Gluten-Free Sweet Potato Breakfast Cookies made with coconut flour and gluten-free rolled oats. These healthful treats are naturally sweetened and perfectly healthy for breakfast or snack!
Some weekends are quiet.
Some weekends, you marinate on your thoughts as the snow gracefully falls.
You tell yourself, “what happens outside, stays outside. This is a quiet weekend. This is the weekend we don’t leave the house.”
You let your car get buried. You don’t even worry about clearing the snow off of it, knowing full well it will turn into a heavy iceberg in t minus 12 hours. We’re having a quiet weekend, we don’t worry about icebergs on our cars. And we’re pretty adamant about not stepping foot outside of the house. At all. Not even a twinkle toe out the door.
We’re living in holy sweatpants . By holy, I mean hole-ly, as in hole-ridden sweatpants…none of my sweatpants are divine, unfortunately, they’re just very old. Holy sweatpants, Batman…with our Ray Bans, our dad’s old football sweatshirt, and our hair all a-flutter.
Quiet weekends are not attractive weekends. Our cats still love us.
But quiet weekends make for great cooking and baking. On a quiet weekend, when there is an iceberg on your car, you make cookies.
And these coconut sweet potato cookies? These are the best and the worst thing you could do to yourself.
Best because in the healthy gluten free cookie realm, these guys are chairman. They are also magically delicious and soft. Like little muffin rounds. Or baby scones. Or what say you.
Worst because you will not make it out of the kitchen without eating a third of the batch straight out of the oven. Your mouth will be burned, your taste buds will die; all is fair in the game of love and war. You can choose to be patient and allow the cookies to cool, or you can choose to eat…the choice is yours. Only your cat is watching.
Can we sing a doo-wah-diddy about these sweet potato cookies? They’re made with coconut flour, sweet potato, coconut milk, oats, pecans, dates, and are naturally sweetened with maple syrup. I should call these energy cookies. Quick, let’s eat 10 of them and then go do some sumo dead lifts!
Please don’t leave me.
Since everyone talks about coconut products boosting your metabolism and being an anti-obesity food, I like to think you’re doing yourself a favor by eating 6 of these. It’s like you’re un-doing the eating-of-the-cookie whilst eating the cookie. If you can’t take that to the bank, well…then I don’t know what else you can take to the bank.
Aside from losing weight while you’re eating 6 cookies at 10:00pm, you will wake up feeling full. And this is fine, because it just means you don’t have to make breakfast.

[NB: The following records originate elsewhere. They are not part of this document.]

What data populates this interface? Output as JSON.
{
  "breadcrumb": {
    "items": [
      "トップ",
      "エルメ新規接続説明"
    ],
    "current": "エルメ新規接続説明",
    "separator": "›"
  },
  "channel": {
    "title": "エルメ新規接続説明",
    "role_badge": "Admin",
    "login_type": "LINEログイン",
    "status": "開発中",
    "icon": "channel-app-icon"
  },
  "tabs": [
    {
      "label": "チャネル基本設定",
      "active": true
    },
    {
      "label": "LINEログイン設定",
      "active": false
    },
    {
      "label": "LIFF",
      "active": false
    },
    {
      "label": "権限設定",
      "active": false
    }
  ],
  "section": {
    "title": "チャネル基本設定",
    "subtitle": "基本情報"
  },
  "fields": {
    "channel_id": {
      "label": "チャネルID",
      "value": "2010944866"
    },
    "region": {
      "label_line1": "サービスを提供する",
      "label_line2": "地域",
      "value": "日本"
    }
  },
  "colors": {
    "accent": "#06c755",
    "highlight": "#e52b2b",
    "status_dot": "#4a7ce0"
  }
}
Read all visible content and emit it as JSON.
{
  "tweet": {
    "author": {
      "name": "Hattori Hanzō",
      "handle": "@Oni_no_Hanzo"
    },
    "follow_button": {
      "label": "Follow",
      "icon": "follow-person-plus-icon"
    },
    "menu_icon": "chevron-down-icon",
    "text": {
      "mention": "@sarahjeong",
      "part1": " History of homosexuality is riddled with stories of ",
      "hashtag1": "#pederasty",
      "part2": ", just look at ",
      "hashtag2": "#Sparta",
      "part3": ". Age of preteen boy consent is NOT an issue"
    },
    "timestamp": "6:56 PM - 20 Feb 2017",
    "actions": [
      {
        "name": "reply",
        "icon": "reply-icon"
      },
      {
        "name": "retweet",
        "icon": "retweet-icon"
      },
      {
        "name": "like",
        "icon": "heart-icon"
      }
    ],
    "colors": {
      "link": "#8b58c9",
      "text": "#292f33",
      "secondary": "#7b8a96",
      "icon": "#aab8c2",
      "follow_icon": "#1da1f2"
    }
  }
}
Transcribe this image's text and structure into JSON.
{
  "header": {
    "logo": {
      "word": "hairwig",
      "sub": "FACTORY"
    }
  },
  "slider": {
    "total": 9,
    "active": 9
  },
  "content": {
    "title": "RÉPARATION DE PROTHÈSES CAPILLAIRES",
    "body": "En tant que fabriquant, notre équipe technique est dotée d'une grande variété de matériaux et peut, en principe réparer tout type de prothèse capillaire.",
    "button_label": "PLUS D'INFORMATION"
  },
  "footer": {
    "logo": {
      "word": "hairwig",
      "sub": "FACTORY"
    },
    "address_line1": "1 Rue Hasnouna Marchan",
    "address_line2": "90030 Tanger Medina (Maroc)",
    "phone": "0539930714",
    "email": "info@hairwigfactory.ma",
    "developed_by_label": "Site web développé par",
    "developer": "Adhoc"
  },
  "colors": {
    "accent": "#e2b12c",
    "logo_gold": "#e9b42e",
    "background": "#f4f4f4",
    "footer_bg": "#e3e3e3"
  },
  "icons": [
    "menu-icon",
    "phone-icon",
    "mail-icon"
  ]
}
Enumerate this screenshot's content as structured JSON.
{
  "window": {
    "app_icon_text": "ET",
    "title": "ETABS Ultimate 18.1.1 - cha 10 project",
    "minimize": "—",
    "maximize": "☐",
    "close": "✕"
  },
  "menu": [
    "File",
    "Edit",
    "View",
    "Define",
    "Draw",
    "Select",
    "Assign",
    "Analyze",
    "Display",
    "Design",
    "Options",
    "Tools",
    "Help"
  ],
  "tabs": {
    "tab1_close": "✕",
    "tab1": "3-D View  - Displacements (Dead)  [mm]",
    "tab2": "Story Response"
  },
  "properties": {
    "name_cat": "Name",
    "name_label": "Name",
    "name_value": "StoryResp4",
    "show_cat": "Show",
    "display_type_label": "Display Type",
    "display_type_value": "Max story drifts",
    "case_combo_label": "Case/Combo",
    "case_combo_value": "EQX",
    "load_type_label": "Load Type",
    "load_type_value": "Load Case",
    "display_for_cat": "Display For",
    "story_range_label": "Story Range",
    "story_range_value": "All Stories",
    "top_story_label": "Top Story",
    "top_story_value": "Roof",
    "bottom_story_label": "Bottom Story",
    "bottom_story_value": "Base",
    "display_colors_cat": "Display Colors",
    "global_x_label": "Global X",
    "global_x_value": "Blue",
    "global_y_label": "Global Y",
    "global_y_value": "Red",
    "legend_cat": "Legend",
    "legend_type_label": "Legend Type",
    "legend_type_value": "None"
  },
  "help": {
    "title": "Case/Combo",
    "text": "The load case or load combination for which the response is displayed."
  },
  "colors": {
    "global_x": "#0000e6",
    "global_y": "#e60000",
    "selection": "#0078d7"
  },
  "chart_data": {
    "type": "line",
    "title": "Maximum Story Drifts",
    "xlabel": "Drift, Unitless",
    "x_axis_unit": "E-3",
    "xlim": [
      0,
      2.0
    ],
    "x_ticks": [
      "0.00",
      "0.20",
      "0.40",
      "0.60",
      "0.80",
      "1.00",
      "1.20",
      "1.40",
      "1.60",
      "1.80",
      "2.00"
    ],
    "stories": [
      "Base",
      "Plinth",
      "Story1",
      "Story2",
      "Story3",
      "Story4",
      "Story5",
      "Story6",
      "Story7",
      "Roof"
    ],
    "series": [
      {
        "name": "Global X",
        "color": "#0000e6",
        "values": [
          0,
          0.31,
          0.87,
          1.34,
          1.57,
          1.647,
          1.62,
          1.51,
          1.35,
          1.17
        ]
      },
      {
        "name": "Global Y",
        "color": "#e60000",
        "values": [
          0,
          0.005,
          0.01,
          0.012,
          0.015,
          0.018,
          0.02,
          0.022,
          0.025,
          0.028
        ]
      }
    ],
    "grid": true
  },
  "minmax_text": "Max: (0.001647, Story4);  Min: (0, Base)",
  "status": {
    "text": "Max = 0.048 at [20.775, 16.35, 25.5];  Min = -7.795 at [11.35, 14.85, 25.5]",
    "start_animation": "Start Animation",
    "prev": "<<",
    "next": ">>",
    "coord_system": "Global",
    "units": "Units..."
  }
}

Or, if by happenstance you have the metabolism of a wolverine and you do wake up hungry after said late-night cookie session, you can eat more cookies for breakfast.
- 2 eggs, lightly beaten
- ¾ cup mashed sweet potato (1 small sweet potato, roasted)*
- ½ cup full-fat canned coconut milk
- 1/3 cup pure maple syrup
- 1 tablespoon pure vanilla extract
- 2 tablespoons olive oil
- ½ cup coconut flour
- 1-1/3 cup gluten free rolled oats
- 2/3 cup unsweetened shredded coconut
- ½ teaspoon baking powder
- 1/4 teaspoon baking soda
- 1/4 teaspoon kosher salt
- 1 teaspoon ground cinnamon
- ½ cup pecans, chopped
- 6 dates, pitted and chopped
- Preheat the oven to 350 degrees F.
- In a mixing bowl, whisk together the first six ingredients.
- In a seperate mixing bowl, stir together the remaining ingredients.
- Pour the dry mixture in with the wet, and mix well.
- Form small discs with your hands (coconut flour does not rise or spread, so the cookies will remain in the same shape and size you form them to) and place the dough discs on a lightly-oiled baking sheet.
- Bake for 20 minutes (no joke), or until the cookies feel firm when poked and have browned slightly.
*Poke holes in your sweet potato using a fork. Wrap it in foil, and roast in the oven at 375 degrees F for 60 minutes or until sweet potato is very soft.